Pela noite, a situação piora e quase desejamos um regresso ao crepúsculo em Rafah, uma visão digna de postal ou de um elogio fúnebre. De ouvidos atentos ao que se passa lá fora, a população local consegue distinguir se as explosões são de armas palestinas ou israelitas, tão constante é a cacofonia. Alguma da imagética mais arrepiante surge quando, perante a ameaça de artilharia, Aljafari e sua câmara se refugiam no espaço doméstico, nas divisões mais interiores, incluindo um quarto de crianças que há muito abandonaram a casa. Mesmo assim, é impossível escapar ao som e só não é pior porque Israel está distraída com um jogo de basquetebol importante.
O documentário é uma história de fantasmas.
Tirando o poema inicial, o maior contexto dado surge 25 minutos depois que o filme começa, quando algumas palavras de Aljafari aparecem escritas sobre o vídeo. Trata-se de relatos sobre a brutalidade do seu aprisionamento aos 17 anos, textos diarísticos repletos de detalhes dolorosos. O mais revelador destes excertos aparece perto do fim, uma recordação da Passagem de Ano de 1989 para 1990, uma noite em que o adolescente encarcerado se apercebeu de como já não conseguia imaginar o mundo fora da prisão. A vida tornou-se na sua prisão e, mesmo depois de libertado, aquela cela partilhada por quarenta almas assombrará Aljafari para sempre.
Esse é o fado partilhado por inúmeros palestinos, incluindo o homem cuja busca define a forma de “With Hasan in Gaza” e que o realizador jamais conseguiu rever.
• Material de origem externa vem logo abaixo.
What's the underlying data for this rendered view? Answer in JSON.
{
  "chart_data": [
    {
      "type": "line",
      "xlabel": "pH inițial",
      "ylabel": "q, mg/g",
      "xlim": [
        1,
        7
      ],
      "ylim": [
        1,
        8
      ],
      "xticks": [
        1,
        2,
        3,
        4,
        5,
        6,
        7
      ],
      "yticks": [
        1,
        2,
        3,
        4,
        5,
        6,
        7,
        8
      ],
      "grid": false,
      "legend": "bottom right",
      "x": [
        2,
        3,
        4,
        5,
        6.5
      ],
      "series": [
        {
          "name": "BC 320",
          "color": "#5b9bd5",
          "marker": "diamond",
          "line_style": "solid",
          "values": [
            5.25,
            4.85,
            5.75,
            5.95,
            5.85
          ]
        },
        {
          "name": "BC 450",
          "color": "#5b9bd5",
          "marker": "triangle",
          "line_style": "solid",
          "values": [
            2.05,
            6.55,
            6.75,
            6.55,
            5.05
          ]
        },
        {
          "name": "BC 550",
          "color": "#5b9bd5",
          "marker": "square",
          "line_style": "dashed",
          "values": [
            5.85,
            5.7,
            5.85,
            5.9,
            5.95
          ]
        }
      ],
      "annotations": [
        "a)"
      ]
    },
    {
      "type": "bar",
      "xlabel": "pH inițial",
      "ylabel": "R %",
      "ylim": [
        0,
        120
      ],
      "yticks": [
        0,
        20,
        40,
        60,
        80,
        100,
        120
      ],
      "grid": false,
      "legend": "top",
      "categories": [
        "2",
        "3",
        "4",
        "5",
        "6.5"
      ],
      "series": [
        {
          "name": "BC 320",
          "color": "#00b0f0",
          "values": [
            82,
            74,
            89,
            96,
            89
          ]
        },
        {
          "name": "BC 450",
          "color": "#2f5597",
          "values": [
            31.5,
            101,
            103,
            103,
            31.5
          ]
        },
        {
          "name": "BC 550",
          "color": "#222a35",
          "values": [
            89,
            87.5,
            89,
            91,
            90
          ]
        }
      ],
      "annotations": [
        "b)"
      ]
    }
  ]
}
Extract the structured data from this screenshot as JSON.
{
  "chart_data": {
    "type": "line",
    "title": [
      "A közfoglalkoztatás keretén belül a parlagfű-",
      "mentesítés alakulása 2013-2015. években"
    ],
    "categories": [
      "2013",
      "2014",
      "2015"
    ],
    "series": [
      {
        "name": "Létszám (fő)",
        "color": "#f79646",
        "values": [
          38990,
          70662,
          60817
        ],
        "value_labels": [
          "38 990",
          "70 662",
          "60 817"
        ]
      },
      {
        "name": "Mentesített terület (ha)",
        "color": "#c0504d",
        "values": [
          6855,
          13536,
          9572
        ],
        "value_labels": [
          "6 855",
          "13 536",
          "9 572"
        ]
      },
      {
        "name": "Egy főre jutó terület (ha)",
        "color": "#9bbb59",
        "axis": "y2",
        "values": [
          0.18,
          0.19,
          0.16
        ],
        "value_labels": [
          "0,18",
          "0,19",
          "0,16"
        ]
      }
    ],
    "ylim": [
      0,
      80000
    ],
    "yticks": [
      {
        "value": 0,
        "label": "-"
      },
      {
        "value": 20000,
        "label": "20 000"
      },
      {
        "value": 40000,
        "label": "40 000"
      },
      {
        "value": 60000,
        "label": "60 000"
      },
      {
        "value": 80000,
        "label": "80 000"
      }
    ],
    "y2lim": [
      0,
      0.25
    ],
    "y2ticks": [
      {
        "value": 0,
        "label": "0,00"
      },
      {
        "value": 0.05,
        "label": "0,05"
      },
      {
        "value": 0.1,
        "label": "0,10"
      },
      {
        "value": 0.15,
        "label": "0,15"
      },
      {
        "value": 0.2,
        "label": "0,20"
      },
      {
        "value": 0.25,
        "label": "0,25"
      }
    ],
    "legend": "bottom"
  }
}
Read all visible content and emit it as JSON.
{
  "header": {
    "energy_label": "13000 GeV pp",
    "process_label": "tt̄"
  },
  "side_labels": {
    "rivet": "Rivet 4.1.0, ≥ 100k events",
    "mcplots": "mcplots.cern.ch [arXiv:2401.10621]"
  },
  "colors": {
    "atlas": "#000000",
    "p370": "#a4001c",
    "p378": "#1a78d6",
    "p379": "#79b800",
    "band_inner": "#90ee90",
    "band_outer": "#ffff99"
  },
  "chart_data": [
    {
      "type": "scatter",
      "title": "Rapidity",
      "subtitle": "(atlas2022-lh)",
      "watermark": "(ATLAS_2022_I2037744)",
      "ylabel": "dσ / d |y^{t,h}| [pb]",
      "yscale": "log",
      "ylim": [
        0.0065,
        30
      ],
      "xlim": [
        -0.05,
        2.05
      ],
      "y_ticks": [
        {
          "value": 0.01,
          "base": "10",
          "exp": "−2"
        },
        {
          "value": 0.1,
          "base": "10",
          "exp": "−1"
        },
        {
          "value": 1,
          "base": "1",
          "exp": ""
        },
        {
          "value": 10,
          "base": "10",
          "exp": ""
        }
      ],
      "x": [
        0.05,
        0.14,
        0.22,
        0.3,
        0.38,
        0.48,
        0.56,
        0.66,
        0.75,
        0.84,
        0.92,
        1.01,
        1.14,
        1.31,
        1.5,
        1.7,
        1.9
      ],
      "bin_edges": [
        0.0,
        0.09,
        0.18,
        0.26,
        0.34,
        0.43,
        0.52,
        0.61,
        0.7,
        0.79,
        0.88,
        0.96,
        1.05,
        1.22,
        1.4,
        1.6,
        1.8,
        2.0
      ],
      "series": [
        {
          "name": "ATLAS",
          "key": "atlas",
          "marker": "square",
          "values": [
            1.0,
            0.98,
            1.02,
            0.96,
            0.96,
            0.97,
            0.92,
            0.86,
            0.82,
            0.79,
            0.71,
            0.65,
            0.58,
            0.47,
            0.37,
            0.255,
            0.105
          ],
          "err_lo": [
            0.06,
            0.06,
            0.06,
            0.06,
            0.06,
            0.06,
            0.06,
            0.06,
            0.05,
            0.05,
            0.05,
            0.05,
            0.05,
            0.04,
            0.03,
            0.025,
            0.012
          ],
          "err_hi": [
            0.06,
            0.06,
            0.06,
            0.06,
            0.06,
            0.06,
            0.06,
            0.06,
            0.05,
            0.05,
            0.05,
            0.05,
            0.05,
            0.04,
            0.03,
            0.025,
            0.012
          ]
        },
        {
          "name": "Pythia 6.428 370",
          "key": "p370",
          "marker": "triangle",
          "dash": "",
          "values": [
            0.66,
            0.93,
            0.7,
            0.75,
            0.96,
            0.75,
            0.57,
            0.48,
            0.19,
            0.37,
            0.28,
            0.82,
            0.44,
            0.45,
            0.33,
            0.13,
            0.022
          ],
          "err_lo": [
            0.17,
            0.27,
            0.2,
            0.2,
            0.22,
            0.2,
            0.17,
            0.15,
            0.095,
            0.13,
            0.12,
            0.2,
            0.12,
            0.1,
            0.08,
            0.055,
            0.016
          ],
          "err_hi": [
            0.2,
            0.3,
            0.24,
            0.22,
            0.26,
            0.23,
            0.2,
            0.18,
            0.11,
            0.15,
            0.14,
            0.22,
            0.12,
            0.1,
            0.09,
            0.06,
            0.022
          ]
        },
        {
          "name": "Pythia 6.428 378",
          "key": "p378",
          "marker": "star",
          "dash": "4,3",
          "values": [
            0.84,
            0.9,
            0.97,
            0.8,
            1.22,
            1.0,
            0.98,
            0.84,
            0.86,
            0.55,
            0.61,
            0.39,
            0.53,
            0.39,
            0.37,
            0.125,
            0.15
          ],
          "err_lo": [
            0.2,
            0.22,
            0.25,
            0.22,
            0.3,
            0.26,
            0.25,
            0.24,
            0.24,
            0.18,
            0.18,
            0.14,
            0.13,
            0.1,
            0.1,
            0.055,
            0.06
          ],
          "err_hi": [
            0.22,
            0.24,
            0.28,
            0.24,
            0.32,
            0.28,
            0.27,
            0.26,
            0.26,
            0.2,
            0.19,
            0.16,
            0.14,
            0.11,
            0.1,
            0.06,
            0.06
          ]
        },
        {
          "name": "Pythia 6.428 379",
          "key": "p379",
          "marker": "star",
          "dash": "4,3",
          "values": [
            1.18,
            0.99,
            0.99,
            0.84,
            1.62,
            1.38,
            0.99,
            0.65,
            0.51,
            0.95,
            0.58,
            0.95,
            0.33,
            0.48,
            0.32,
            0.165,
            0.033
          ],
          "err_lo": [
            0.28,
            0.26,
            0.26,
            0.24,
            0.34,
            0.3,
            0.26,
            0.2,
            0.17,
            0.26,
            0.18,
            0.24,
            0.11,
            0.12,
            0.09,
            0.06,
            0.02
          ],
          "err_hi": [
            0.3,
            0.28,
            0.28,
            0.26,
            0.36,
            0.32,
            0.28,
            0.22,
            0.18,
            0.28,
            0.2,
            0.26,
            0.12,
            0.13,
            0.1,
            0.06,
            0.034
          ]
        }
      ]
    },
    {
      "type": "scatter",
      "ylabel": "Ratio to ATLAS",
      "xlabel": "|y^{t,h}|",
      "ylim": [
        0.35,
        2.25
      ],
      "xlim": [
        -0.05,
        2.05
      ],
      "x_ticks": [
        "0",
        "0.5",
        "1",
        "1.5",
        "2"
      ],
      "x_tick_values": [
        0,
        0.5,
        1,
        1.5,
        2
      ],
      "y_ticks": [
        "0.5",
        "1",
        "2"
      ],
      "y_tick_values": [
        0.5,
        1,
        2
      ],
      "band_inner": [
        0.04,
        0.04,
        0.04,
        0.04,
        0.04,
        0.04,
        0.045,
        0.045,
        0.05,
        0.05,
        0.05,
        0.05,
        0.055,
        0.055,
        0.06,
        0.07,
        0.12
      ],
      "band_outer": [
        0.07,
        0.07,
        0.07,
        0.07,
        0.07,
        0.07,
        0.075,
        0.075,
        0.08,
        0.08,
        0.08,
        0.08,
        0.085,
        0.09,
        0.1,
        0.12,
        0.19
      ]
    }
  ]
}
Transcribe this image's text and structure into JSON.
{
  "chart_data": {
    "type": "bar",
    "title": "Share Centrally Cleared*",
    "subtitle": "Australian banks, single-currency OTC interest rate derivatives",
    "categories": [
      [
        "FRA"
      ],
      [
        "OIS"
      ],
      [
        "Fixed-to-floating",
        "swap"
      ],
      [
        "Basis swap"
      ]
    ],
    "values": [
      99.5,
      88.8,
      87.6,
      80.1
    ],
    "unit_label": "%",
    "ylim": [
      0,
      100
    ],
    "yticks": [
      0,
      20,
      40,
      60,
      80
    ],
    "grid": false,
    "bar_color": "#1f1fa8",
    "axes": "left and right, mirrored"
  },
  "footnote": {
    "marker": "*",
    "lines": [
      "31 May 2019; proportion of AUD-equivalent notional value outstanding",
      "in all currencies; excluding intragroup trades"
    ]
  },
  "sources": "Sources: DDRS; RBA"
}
Na sua simplicidade, o documentário ganha poder, especialmente no fim, em casa de Hasan, com a câmara nas mãos de adultos para miúdos e Aljafari pela primeira vez em cena. São estas as imagens que impressionaram Locarno aquando da estreia mundial, em Toronto, Nova Iorque, e agora assombram o DocLisboa como seu filme de abertura. É um início pesado para aquele que promete ser um dos festivais mais importantes do ano, tanto pela dimensão política do seu programa quanto pela inovação formal das obras. O futuro do cinema será traçado pelo documentário e pelo experimental.
With Hasan in Gaza
Conclusão:
- Há 24 anos, a câmara de Kamal Aljafari percorria a Faixa de Gaza em busca de um antigo companheiro de prisão que o realizador jamais reencontrou. Ao mesmo tempo, essa odisseia de dois dias em Novembro de 2001, aparece registada em três cassetes como a procura por beleza e vida, humanidade exultada nas paisagens de uma Palestina desolada. Em diálogo com o presente estado do mesmo lugar, “With Hasan in Gaza” canta uma lamentação implícita e parte-nos o coração.
- O filme continua o projeto do realizador palestino e sua pesquisa sobre o uso de filmagens antigas, arquivos e documentação histórica para criar um cinema elegíaco. Trata-se de um objeto poderoso e ótima escolha para dar início a mais uma edição do DocLisboa, onde questões políticas são levantadas e discutidas abertamente ao invés de ignoradas como tanto acontece em círculos de cinema mais mainstream.